Objective

The MAPK signalling pathway is activated through oncogenic mutations in RAS or RAF in over 30% of cancers. The therapeutic potential of inhibiting this pathway has been demonstrated by the clinical efficacy of RAF and MEK inhibitors in the treatment of BRAF mutant melanoma. However, the response to these inhibitors is often short lived due to the emergence of resistance. The majority of resistance mechanisms result in increased ERK signalling which drives cell survival and proliferation even in the presence of RAF and MEK inhibitors. The direct targeting of ERK is therefore an attractive approach to overcome the limitations of RAF or MEK inhibitors. The majority of ERK inhibitors currently in clinical development block phosphorylation of downstream substrates of ERK such as RSK, but do not modulate the phosphorylation of ERK by MEK. We hypothesise that additional inhibition of ERK phosphorylation by MEK could lead to sustained knockdown of MAPK signalling and therefore improved efficacy.

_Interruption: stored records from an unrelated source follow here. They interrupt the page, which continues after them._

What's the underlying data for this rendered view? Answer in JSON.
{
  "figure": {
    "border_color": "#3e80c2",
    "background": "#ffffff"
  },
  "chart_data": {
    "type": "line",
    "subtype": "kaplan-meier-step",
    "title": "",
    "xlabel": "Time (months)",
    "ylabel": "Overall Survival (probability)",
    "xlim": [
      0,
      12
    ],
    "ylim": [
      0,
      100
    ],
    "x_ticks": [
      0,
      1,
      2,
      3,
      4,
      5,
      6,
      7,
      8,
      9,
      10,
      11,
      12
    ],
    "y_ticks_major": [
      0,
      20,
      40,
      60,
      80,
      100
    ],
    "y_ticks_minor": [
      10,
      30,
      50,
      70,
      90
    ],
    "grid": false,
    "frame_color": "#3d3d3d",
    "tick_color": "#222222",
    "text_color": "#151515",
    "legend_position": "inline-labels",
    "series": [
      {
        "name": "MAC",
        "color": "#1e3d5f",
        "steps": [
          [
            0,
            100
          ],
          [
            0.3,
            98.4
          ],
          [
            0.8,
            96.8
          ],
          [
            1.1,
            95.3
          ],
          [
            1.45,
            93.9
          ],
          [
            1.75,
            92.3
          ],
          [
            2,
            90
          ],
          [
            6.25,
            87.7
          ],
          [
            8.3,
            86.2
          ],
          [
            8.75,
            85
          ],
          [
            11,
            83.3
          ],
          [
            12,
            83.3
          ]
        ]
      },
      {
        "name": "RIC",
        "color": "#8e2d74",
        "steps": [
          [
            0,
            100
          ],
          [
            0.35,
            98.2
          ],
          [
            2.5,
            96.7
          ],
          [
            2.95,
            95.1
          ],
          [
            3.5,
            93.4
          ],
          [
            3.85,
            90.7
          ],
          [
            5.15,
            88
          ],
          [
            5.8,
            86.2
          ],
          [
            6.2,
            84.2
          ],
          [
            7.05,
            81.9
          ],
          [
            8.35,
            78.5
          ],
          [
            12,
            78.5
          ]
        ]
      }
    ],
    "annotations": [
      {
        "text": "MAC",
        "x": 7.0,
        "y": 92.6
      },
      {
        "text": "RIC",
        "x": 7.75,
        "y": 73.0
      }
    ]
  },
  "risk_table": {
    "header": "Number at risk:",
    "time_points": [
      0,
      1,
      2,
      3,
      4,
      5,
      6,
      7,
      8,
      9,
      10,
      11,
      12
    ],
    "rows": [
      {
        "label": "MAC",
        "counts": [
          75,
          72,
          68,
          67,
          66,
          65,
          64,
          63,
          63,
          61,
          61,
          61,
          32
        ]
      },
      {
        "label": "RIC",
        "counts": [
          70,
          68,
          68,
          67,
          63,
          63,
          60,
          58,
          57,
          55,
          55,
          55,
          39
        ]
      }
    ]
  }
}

We initiated a fragment-based approach to develop ERK kinase inhibitors that also modulate the phosphorylation of ERK by MEK. A Pyramid screen was conducted by using a combination of high throughput X-ray crystallography and biophysical assays. Initial fragment hits from these methods were evaluated for potency in a time-resolved fluorescence (TRF) ERK kinase activity assay. Structure-guided optimisation and growth of the initial hinge binding fragment led to the discovery of a selective ERK inhibitor which inhibits ERK catalytic activity with low nanomolar potency. Using an in vitro MEK-ERK cascade assay we demonstrated that the lead compound also inhibits the phosphorylation of ERK by MEK without directly inhibiting MEK. Further characterisation demonstrated potent suppression of pRSK and pERK in vitro and in vivo in a range of MAPK driven models. Furthermore, once daily oral dosing of the lead compound conferred significant anti-tumor activity in a range of MAPK driven models, including Colo205 (BRAF-mutant colorectal) tumor xenografts. These data support the further optimisation of this series of compounds for clinical development.